Невеста-чужестранка - Коултер Кэтрин. Страница 62
Что случилось?
Что встало между ними?
Когда в доме все успокоилось и Мегги давно спала на диванчике у дальней стены, Мэри Роуз приподнялась, опершись на локоть, наклонилась над мужем и поцеловала его.
То, что за этим последовало, ее ошеломило.
Он не пошевелился. Губы его словно окаменели.
— Не надо, — велел он, резко отдернув голову.
— Но я люблю целовать тебя, Тайсон, — шепотом возразила она. — Мы так давно не были вместе! Я не разбужу Мегги, только поцелую тебя еще раз.
Из-за дочери он надел сегодня ночную рубашку, которую Мэри Роуз ненавидела. Ее ладонь скользнула по его животу.

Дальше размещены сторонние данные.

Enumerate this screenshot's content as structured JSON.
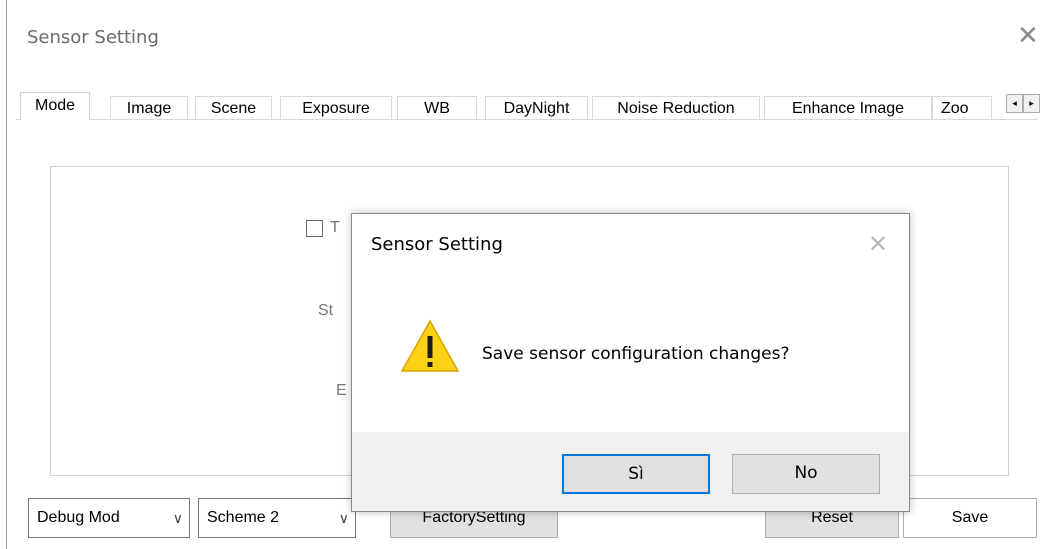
{
  "window": {
    "title": "Sensor Setting",
    "close_glyph": "✕"
  },
  "tabs": [
    {
      "label": "Mode",
      "active": true
    },
    {
      "label": "Image"
    },
    {
      "label": "Scene"
    },
    {
      "label": "Exposure"
    },
    {
      "label": "WB"
    },
    {
      "label": "DayNight"
    },
    {
      "label": "Noise Reduction"
    },
    {
      "label": "Enhance Image"
    },
    {
      "label": "Zoo"
    }
  ],
  "tab_scroll": {
    "left_glyph": "◂",
    "right_glyph": "▸"
  },
  "panel": {
    "partial_text_1": "T",
    "partial_text_2": "St",
    "partial_text_3": "E"
  },
  "bottom_bar": {
    "debug_mode": "Debug Mod",
    "scheme": "Scheme 2",
    "factory_setting": "FactorySetting",
    "reset": "Reset",
    "save": "Save",
    "chevron_glyph": "∨"
  },
  "dialog": {
    "title": "Sensor Setting",
    "close_glyph": "✕",
    "message": "Save sensor configuration changes?",
    "icon": "warning-icon",
    "yes_label": "Sì",
    "no_label": "No"
  },
  "colors": {
    "accent": "#0078d7",
    "warning": "#fcd116"
  }
}
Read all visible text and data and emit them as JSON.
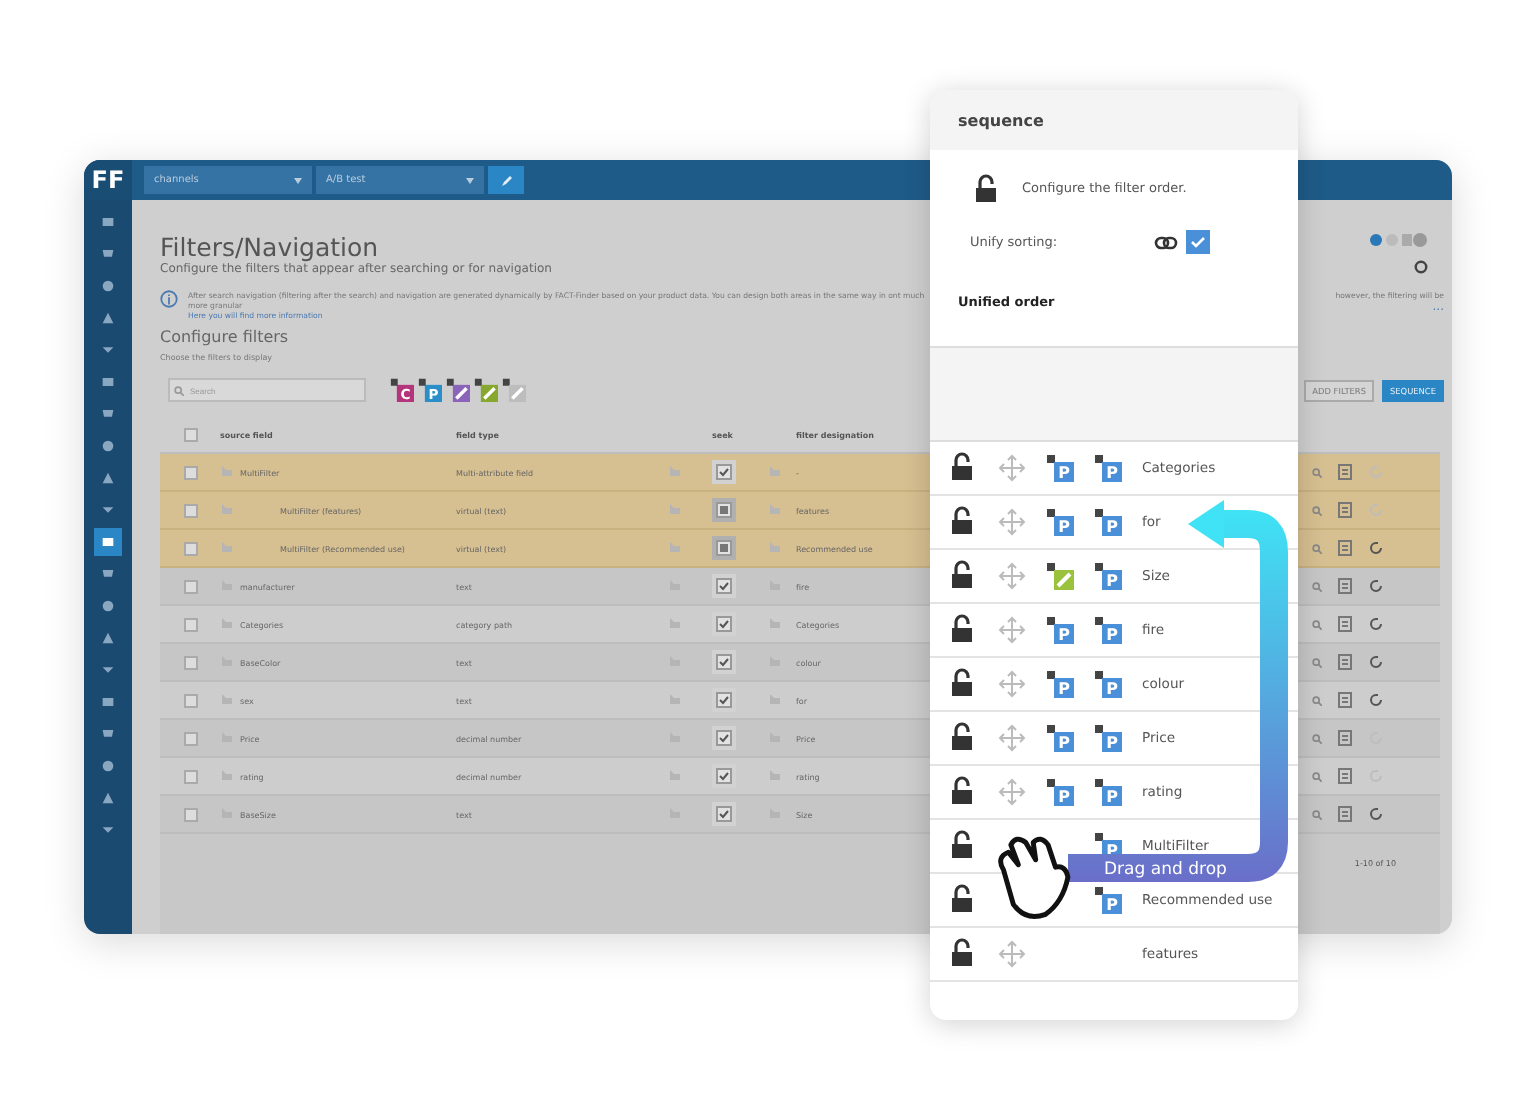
{
  "app": {
    "logo": "FF",
    "header": {
      "dropdowns": [
        {
          "label": "channels"
        },
        {
          "label": "A/B test"
        }
      ]
    },
    "sidebar": {
      "items": [
        {
          "selected": false
        },
        {
          "selected": false
        },
        {
          "selected": false
        },
        {
          "selected": false
        },
        {
          "selected": false
        },
        {
          "selected": false
        },
        {
          "selected": false
        },
        {
          "selected": false
        },
        {
          "selected": false
        },
        {
          "selected": false
        },
        {
          "selected": true
        },
        {
          "selected": false
        },
        {
          "selected": false
        },
        {
          "selected": false
        },
        {
          "selected": false
        },
        {
          "selected": false
        },
        {
          "selected": false
        },
        {
          "selected": false
        },
        {
          "selected": false
        },
        {
          "selected": false
        }
      ]
    },
    "title": "Filters/Navigation",
    "subtitle": "Configure the filters that appear after searching or for navigation",
    "info": {
      "text": "After search navigation (filtering after the search) and navigation are generated dynamically by FACT-Finder based on your product data. You can design both areas in the same way in ont much more granular",
      "link": "Here you will find more information",
      "text_right": "however, the filtering will be",
      "more": "..."
    },
    "section_title": "Configure filters",
    "section_hint": "Choose the filters to display",
    "search": {
      "placeholder": "Search"
    },
    "filter_types": [
      {
        "letter": "C",
        "color": "#b4357c"
      },
      {
        "letter": "P",
        "color": "#2a8fc9"
      },
      {
        "color": "#8b63b8"
      },
      {
        "color": "#86a82e"
      },
      {
        "color": "#bdbdbd"
      }
    ],
    "buttons": [
      {
        "label": "ADD FILTERS",
        "kind": "outline"
      },
      {
        "label": "SEQUENCE",
        "kind": "primary"
      }
    ],
    "table": {
      "columns": [
        "source field",
        "field type",
        "seek",
        "filter designation"
      ],
      "select_all_checked": false,
      "rows": [
        {
          "checked": false,
          "source": "MultiFilter",
          "indent": false,
          "type": "Multi-attribute field",
          "seek_checked": true,
          "seek_partial": false,
          "designation": "-",
          "highlighted": true,
          "reset_enabled": false
        },
        {
          "checked": false,
          "source": "MultiFilter (features)",
          "indent": true,
          "type": "virtual (text)",
          "seek_checked": false,
          "seek_partial": true,
          "designation": "features",
          "highlighted": true,
          "reset_enabled": false
        },
        {
          "checked": false,
          "source": "MultiFilter (Recommended use)",
          "indent": true,
          "type": "virtual (text)",
          "seek_checked": false,
          "seek_partial": true,
          "designation": "Recommended use",
          "highlighted": true,
          "reset_enabled": true
        },
        {
          "checked": false,
          "source": "manufacturer",
          "indent": false,
          "type": "text",
          "seek_checked": true,
          "seek_partial": false,
          "designation": "fire",
          "highlighted": false,
          "reset_enabled": true
        },
        {
          "checked": false,
          "source": "Categories",
          "indent": false,
          "type": "category path",
          "seek_checked": true,
          "seek_partial": false,
          "designation": "Categories",
          "highlighted": false,
          "reset_enabled": true
        },
        {
          "checked": false,
          "source": "BaseColor",
          "indent": false,
          "type": "text",
          "seek_checked": true,
          "seek_partial": false,
          "designation": "colour",
          "highlighted": false,
          "reset_enabled": true
        },
        {
          "checked": false,
          "source": "sex",
          "indent": false,
          "type": "text",
          "seek_checked": true,
          "seek_partial": false,
          "designation": "for",
          "highlighted": false,
          "reset_enabled": true
        },
        {
          "checked": false,
          "source": "Price",
          "indent": false,
          "type": "decimal number",
          "seek_checked": true,
          "seek_partial": false,
          "designation": "Price",
          "highlighted": false,
          "reset_enabled": false
        },
        {
          "checked": false,
          "source": "rating",
          "indent": false,
          "type": "decimal number",
          "seek_checked": true,
          "seek_partial": false,
          "designation": "rating",
          "highlighted": false,
          "reset_enabled": false
        },
        {
          "checked": false,
          "source": "BaseSize",
          "indent": false,
          "type": "text",
          "seek_checked": true,
          "seek_partial": false,
          "designation": "Size",
          "highlighted": false,
          "reset_enabled": true
        }
      ],
      "pagination": "1-10 of 10"
    }
  },
  "sequence_panel": {
    "title": "sequence",
    "description": "Configure the filter order.",
    "unify_label": "Unify sorting:",
    "unify_checked": true,
    "order_title": "Unified order",
    "items": [
      {
        "label": "Categories",
        "cursor_over": false,
        "icons": [
          {
            "letter": "P",
            "color": "#4a90d9"
          },
          {
            "letter": "P",
            "color": "#4a90d9"
          }
        ]
      },
      {
        "label": "for",
        "cursor_over": false,
        "icons": [
          {
            "letter": "P",
            "color": "#4a90d9"
          },
          {
            "letter": "P",
            "color": "#4a90d9"
          }
        ]
      },
      {
        "label": "Size",
        "cursor_over": false,
        "icons": [
          {
            "color": "#9bc23c"
          },
          {
            "letter": "P",
            "color": "#4a90d9"
          }
        ]
      },
      {
        "label": "fire",
        "cursor_over": false,
        "icons": [
          {
            "letter": "P",
            "color": "#4a90d9"
          },
          {
            "letter": "P",
            "color": "#4a90d9"
          }
        ]
      },
      {
        "label": "colour",
        "cursor_over": false,
        "icons": [
          {
            "letter": "P",
            "color": "#4a90d9"
          },
          {
            "letter": "P",
            "color": "#4a90d9"
          }
        ]
      },
      {
        "label": "Price",
        "cursor_over": false,
        "icons": [
          {
            "letter": "P",
            "color": "#4a90d9"
          },
          {
            "letter": "P",
            "color": "#4a90d9"
          }
        ]
      },
      {
        "label": "rating",
        "cursor_over": false,
        "icons": [
          {
            "letter": "P",
            "color": "#4a90d9"
          },
          {
            "letter": "P",
            "color": "#4a90d9"
          }
        ]
      },
      {
        "label": "MultiFilter",
        "cursor_over": true,
        "icons": [
          {
            "letter": "P",
            "color": "#4a90d9"
          }
        ]
      },
      {
        "label": "Recommended use",
        "cursor_over": true,
        "icons": [
          {
            "letter": "P",
            "color": "#4a90d9"
          }
        ]
      },
      {
        "label": "features",
        "cursor_over": false
      }
    ]
  },
  "callout": {
    "text": "Drag and drop"
  }
}
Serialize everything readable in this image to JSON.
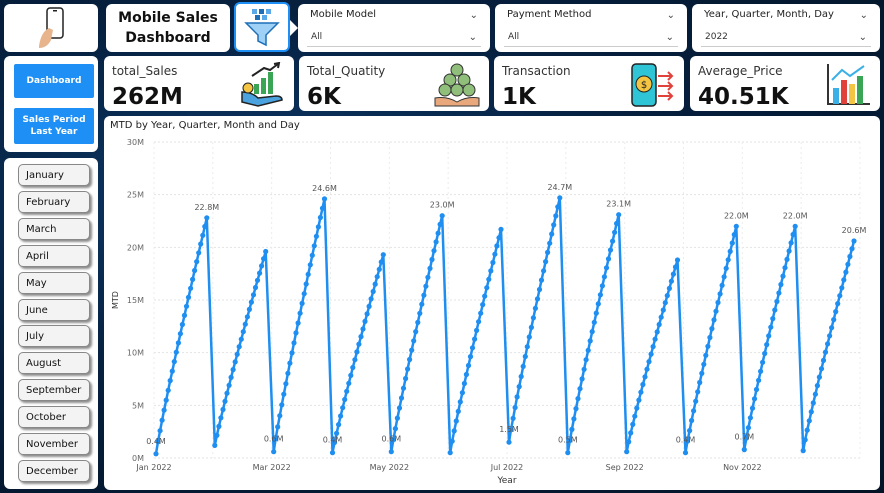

Она любила касаться мужа, ощущать, как напрягается его тело, наслаждаться своей властью над ним.
Но он схватил ее руку и грубо отбросил.
— Спи, Мэри Роуз.
Она неохотно отстранилась и попыталась рассмотреть мужа, но в комнате было темно:
— Ты себя хорошо чувствуешь, Тайсон?
— Да.
— Я чем-то тебя расстроила?
— Нет.
— Но что-то случилось. Ты не хочешь, мне рассказать?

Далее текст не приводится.